A reasonable counter is that this procedure favors a particular kind of vendor and risks screening out a genuinely capable firm whose strength is strategy rather than software, the firm that helps you choose the right problem before anyone builds anything. There is something to this, and choosing the wrong workflow does kill engagements that perfect engineering could not have saved. But the strategic firm and the delivery firm are answering different questions, and the operator buying against a ninety-five-percent failure rate is not short on strategy decks; the constraint is almost never knowing which workflow to fix, it is getting one fixed in a way that holds. The procedure does not screen out good strategy. It screens out vendors who have nothing but strategy and have learned to call it AI, which, given the base rate, is exactly the population you most need to screen out. The operators who get burned are rarely the ones who tested too hard; they are the ones who, faced with five identical decks, picked on rapport and discovered eighteen months later that nothing had shipped, which is the outcome this procedure exists to prevent, and the reason it is worth the awkwardness of asking a vendor to prove, in days and on your own data, the one thing the deck can only assert.

Common questions

How can I tell an AI vendor that will ship working software from one that will leave a deck?
Ask for a working artifact that runs against your own data, in your own environment, within a handful of days, before you sign the full engagement. A vendor who ships can produce one; a vendor who sells assessments will argue that responsible work requires more upfront scoping. Discovery duration is the tell: months of workshops before anything runs means the deliverable is the analysis itself.
What questions separate a real agent from a rebranded chatbot?
Ask what the system does when it encounters a case it was not built for, who owns the running system in production after go-live, what the evaluation method and the accuracy threshold are before it touches a live transaction, and what the rollback plan is when it makes a wrong call. Gartner has named the practice of rebranding chatbots and robotic process automation as agentic AI, and estimates only about one hundred and thirty vendors offer something genuinely agentic, so the label on the slide has to be tested.
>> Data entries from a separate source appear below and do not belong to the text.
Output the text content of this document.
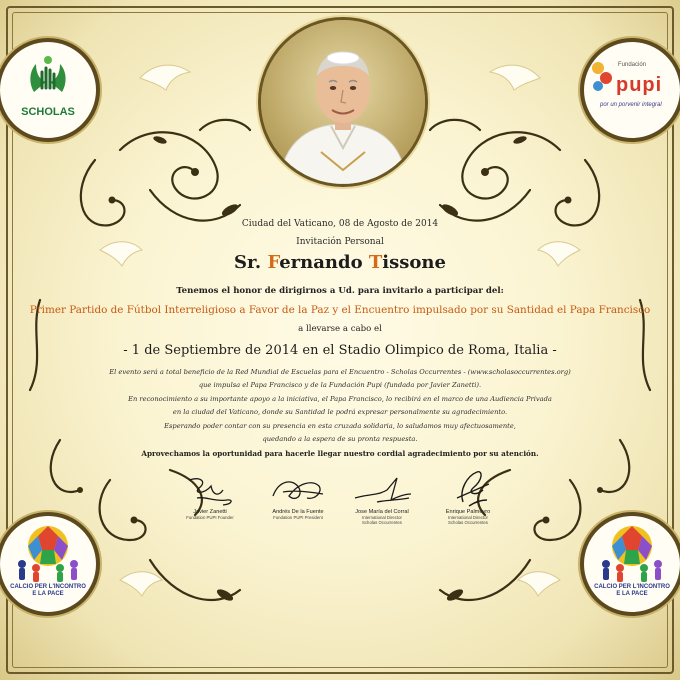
SCHOLAS
Fundación
pupi
por un porvenir integral
CALCIO PER L'INCONTRO
E LA PACE
CALCIO PER L'INCONTRO
E LA PACE
Ciudad del Vaticano, 08 de Agosto de 2014
Invitación Personal
Sr. Fernando Tissone
Tenemos el honor de dirigirnos a Ud. para invitarlo a participar del:
Primer Partido de Fútbol Interreligioso a Favor de la Paz y el Encuentro impulsado por su Santidad el Papa Francisco
a llevarse a cabo el
- 1 de Septiembre de 2014 en el Stadio Olimpico de Roma, Italia -
El evento será a total beneficio de la Red Mundial de Escuelas para el Encuentro - Scholas Occurrentes - (www.scholasoccurrentes.org)
que impulsa el Papa Francisco y de la Fundación Pupi (fundada por Javier Zanetti).
En reconocimiento a su importante apoyo a la iniciativa, el Papa Francisco, lo recibirá en el marco de una Audiencia Privada
en la ciudad del Vaticano, donde su Santidad le podrá expresar personalmente su agradecimiento.
Esperando poder contar con su presencia en esta cruzada solidaria, lo saludamos muy afectuosamente,
quedando a la espera de su pronta respuesta.
Aprovechamos la oportunidad para hacerle llegar nuestro cordial agradecimiento por su atención.
Javier Zanetti
Fundation PUPI Founder
Andrés De la Fuente
Fundation PUPI President
Jose María del Corral
International Director
Scholas Occurrentes
Enrique Palmeyro
International Director
Scholas Occurrentes
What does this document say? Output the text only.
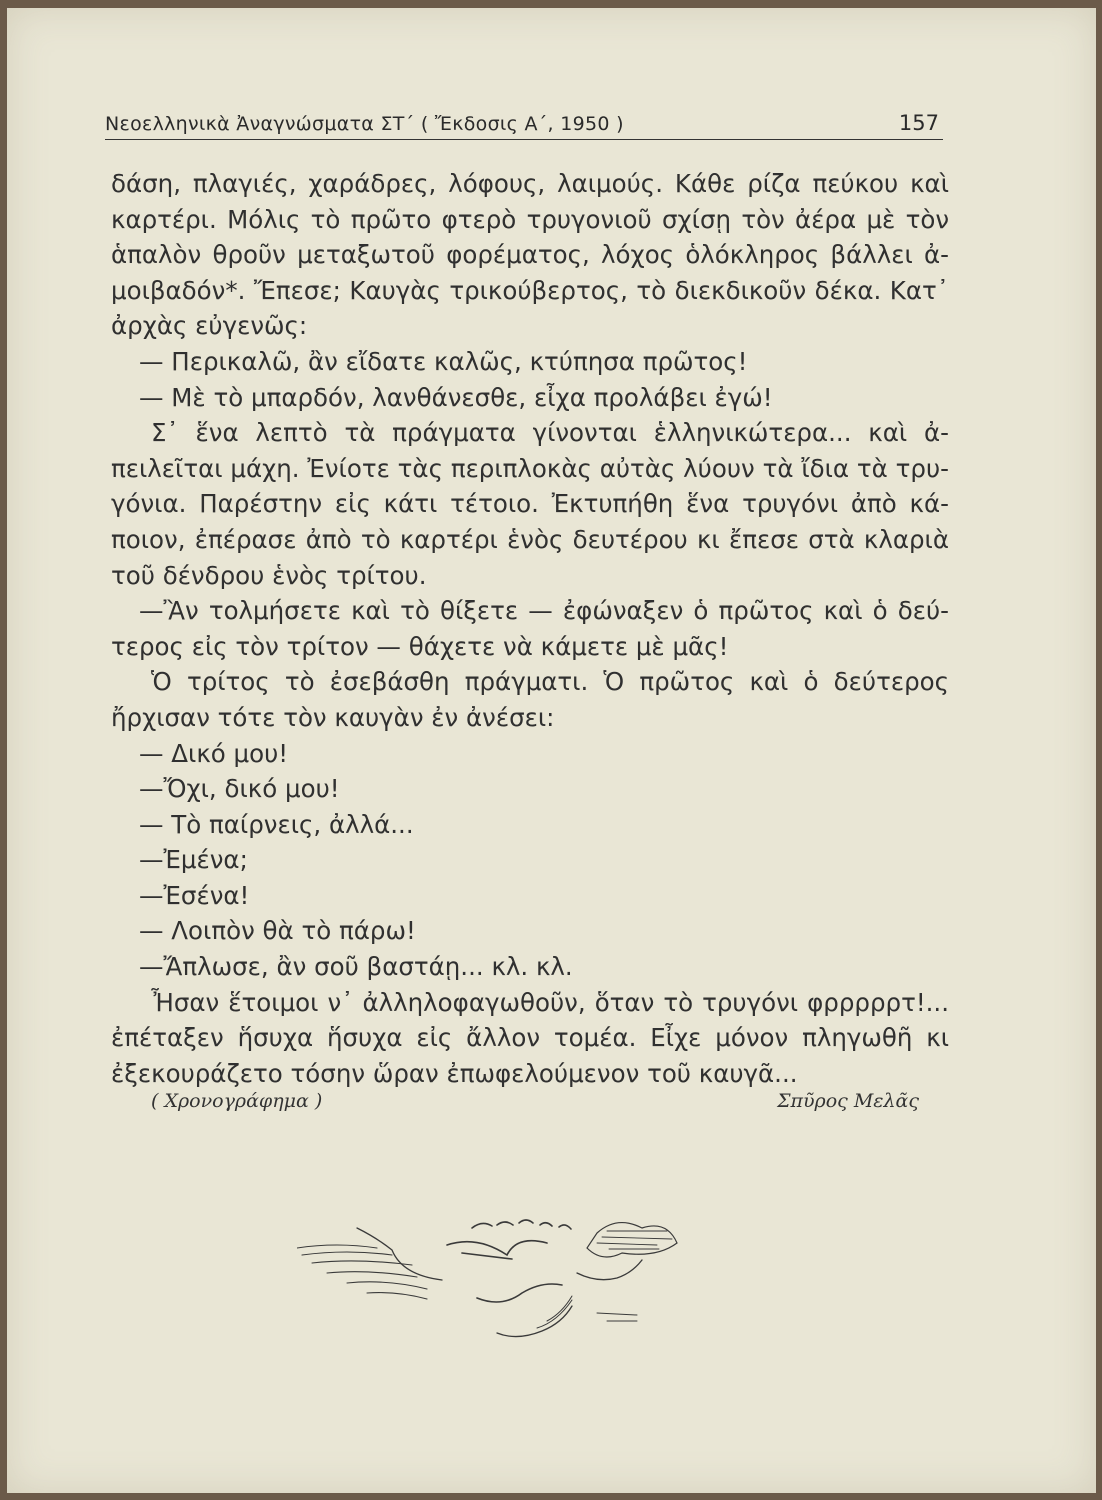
Νεοελληνικὰ Ἀναγνώσματα ΣΤ΄ ( Ἔκδοσις Α΄, 1950 )	157
δάση, πλαγιές, χαράδρες, λόφους, λαιμούς. Κάθε ρίζα πεύκου καὶ
καρτέρι. Μόλις τὸ πρῶτο φτερὸ τρυγονιοῦ σχίσῃ τὸν ἀέρα μὲ τὸν
ἁπαλὸν θροῦν μεταξωτοῦ φορέματος, λόχος ὁλόκληρος βάλλει ἀ-
μοιβαδόν*. Ἔπεσε; Καυγὰς τρικούβερτος, τὸ διεκδικοῦν δέκα. Κατ᾽
ἀρχὰς εὐγενῶς:
— Περικαλῶ, ἂν εἴδατε καλῶς, κτύπησα πρῶτος!
— Μὲ τὸ μπαρδόν, λανθάνεσθε, εἶχα προλάβει ἐγώ!
Σ᾽ ἕνα λεπτὸ τὰ πράγματα γίνονται ἑλληνικώτερα... καὶ ἀ-
πειλεῖται μάχη. Ἐνίοτε τὰς περιπλοκὰς αὐτὰς λύουν τὰ ἴδια τὰ τρυ-
γόνια. Παρέστην εἰς κάτι τέτοιο. Ἐκτυπήθη ἕνα τρυγόνι ἀπὸ κά-
ποιον, ἐπέρασε ἀπὸ τὸ καρτέρι ἑνὸς δευτέρου κι ἔπεσε στὰ κλαριὰ
τοῦ δένδρου ἑνὸς τρίτου.
—Ἂν τολμήσετε καὶ τὸ θίξετε — ἐφώναξεν ὁ πρῶτος καὶ ὁ δεύ-
τερος εἰς τὸν τρίτον — θάχετε νὰ κάμετε μὲ μᾶς!
Ὁ τρίτος τὸ ἐσεβάσθη πράγματι. Ὁ πρῶτος καὶ ὁ δεύτερος
ἤρχισαν τότε τὸν καυγὰν ἐν ἀνέσει:
— Δικό μου!
—Ὄχι, δικό μου!
— Τὸ παίρνεις, ἀλλά...
—Ἐμένα;
—Ἐσένα!
— Λοιπὸν θὰ τὸ πάρω!
—Ἄπλωσε, ἂν σοῦ βαστάῃ... κλ. κλ.
Ἦσαν ἕτοιμοι ν᾽ ἀλληλοφαγωθοῦν, ὅταν τὸ τρυγόνι φρρρρρτ!...
ἐπέταξεν ἥσυχα ἥσυχα εἰς ἄλλον τομέα. Εἶχε μόνον πληγωθῆ κι
ἐξεκουράζετο τόσην ὥραν ἐπωφελούμενον τοῦ καυγᾶ...
( Χρονογράφημα )	Σπῦρος Μελᾶς
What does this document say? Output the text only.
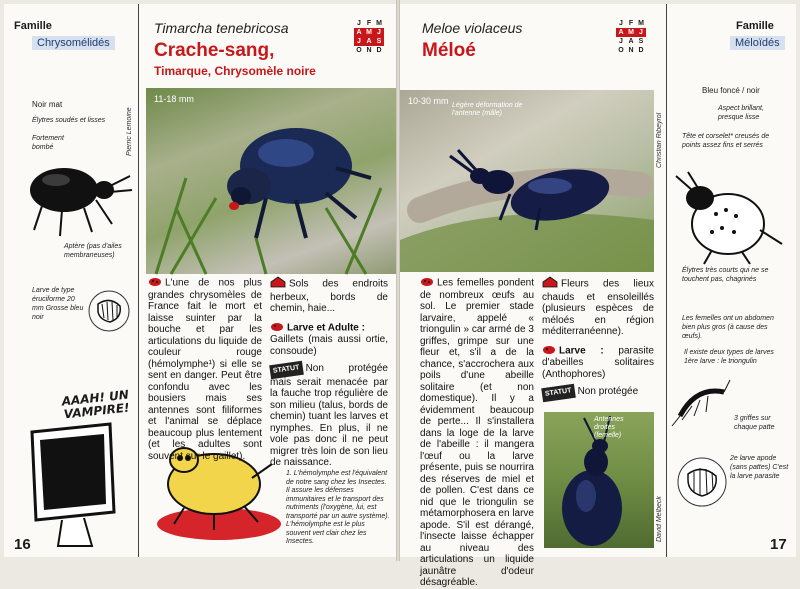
Famille
Chrysomélidés
Timarcha tenebricosa
Crache-sang,
Timarque, Chrysomèle noire
J F M
A M J
J A S
O N D
Pierric Lemoine
11-18 mm
Noir mat
Élytres soudés et lisses
Fortement bombé
Aptère (pas d'ailes membraneuses)
Larve de type éruciforme 20 mm Grosse bleu noir
AAAH! UN VAMPIRE!
L'une de nos plus grandes chrysomèles de France fait le mort et laisse suinter par la bouche et par les articulations du liquide de couleur rouge (hémolymphe¹) si elle se sent en danger. Peut être confondu avec les bousiers mais ses antennes sont filiformes et l'animal se déplace beaucoup plus lentement (et les adultes sont souvent sur le gaillet).

Sols des endroits herbeux, bords de chemin, haie...

Larve et Adulte :
Gaillets (mais aussi ortie, consoude)

STATUT Non protégée mais serait menacée par la fauche trop régulière de son milieu (talus, bords de chemin) tuant les larves et nymphes. En plus, il ne vole pas donc il ne peut migrer très loin de son lieu de naissance.

1. L'hémolymphe est l'équivalent de notre sang chez les Insectes. Il assure les défenses immunitaires et le transport des nutriments (l'oxygène, lui, est transporté par un autre système). L'hémolymphe est le plus souvent vert clair chez les Insectes.
16
Meloe violaceus
Méloé
J F M
A M J
J A S
O N D
Famille
Méloïdés
Christian Ribeyrol
David Melbeck
10-30 mm Légère déformation de l'antenne (mâle)
Bleu foncé / noir
Aspect brillant, presque lisse
Tête et corselet* creusés de points assez fins et serrés
Élytres très courts qui ne se touchent pas, chagrinés
Les femelles ont un abdomen bien plus gros (à cause des œufs).
Il existe deux types de larves 1ère larve : le triongulin
3 griffes sur chaque patte
2e larve apode (sans pattes) C'est la larve parasite
Les femelles pondent de nombreux œufs au sol. Le premier stade larvaire, appelé « triongulin » car armé de 3 griffes, grimpe sur une fleur et, s'il a de la chance, s'accrochera aux poils d'une abeille solitaire (et non domestique). Il y a évidemment beaucoup de perte... Il s'installera dans la loge de la larve de l'abeille : il mangera l'œuf ou la larve présente, puis se nourrira des réserves de miel et de pollen. C'est dans ce nid que le triongulin se métamorphosera en larve apode. S'il est dérangé, l'insecte laisse échapper au niveau des articulations un liquide jaunâtre d'odeur désagréable.

Fleurs des lieux chauds et ensoleillés (plusieurs espèces de méloés en région méditerranéenne).

Larve : parasite d'abeilles solitaires (Anthophores)

STATUT Non protégée

Antennes droites (femelle)
17
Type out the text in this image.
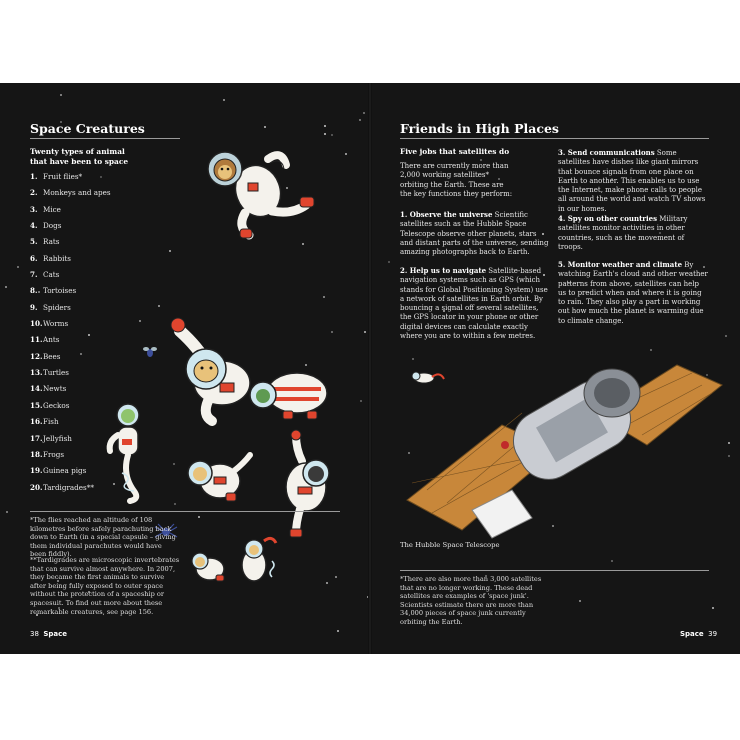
Space Creatures
Twenty types of animal that have been to space
1. Fruit flies*
2. Monkeys and apes
3. Mice
4. Dogs
5. Rats
6. Rabbits
7. Cats
8. Tortoises
9. Spiders
10.Worms
11.Ants
12.Bees
13.Turtles
14.Newts
15.Geckos
16.Fish
17.Jellyfish
18.Frogs
19.Guinea pigs
20.Tardigrades**
*The flies reached an altitude of 108 kilometres before safely parachuting back down to Earth (in a special capsule – giving them individual parachutes would have been fiddly).
**Tardigrades are microscopic invertebrates that can survive almost anywhere. In 2007, they became the first animals to survive after being fully exposed to outer space without the protection of a spaceship or spacesuit. To find out more about these remarkable creatures, see page 156.
38 Space
Friends in High Places
Five jobs that satellites do
There are currently more than 2,000 working satellites* orbiting the Earth. These are the key functions they perform:
1. Observe the universe Scientific satellites such as the Hubble Space Telescope observe other planets, stars and distant parts of the universe, sending amazing photographs back to Earth.
2. Help us to navigate Satellite-based navigation systems such as GPS (which stands for Global Positioning System) use a network of satellites in Earth orbit. By bouncing a signal off several satellites, the GPS locator in your phone or other digital devices can calculate exactly where you are to within a few metres.
3. Send communications Some satellites have dishes like giant mirrors that bounce signals from one place on Earth to another. This enables us to use the Internet, make phone calls to people all around the world and watch TV shows in our homes.
4. Spy on other countries Military satellites monitor activities in other countries, such as the movement of troops.
5. Monitor weather and climate By watching Earth's cloud and other weather patterns from above, satellites can help us to predict when and where it is going to rain. They also play a part in working out how much the planet is warming due to climate change.
The Hubble Space Telescope
*There are also more than 3,000 satellites that are no longer working. These dead satellites are examples of 'space junk'. Scientists estimate there are more than 34,000 pieces of space junk currently orbiting the Earth.
Space 39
Why does the base rate matter when choosing a vendor?
MIT's NANDA study found that about 95 percent of enterprise generative-AI pilots delivered no measurable impact on the profit-and-loss statement, with the failures traced to integration and the organizational learning gap rather than to weak models. Buying against that base rate means the burden is on the vendor to prove they sit in the surviving share, which is what the artifact test and the production questions are for.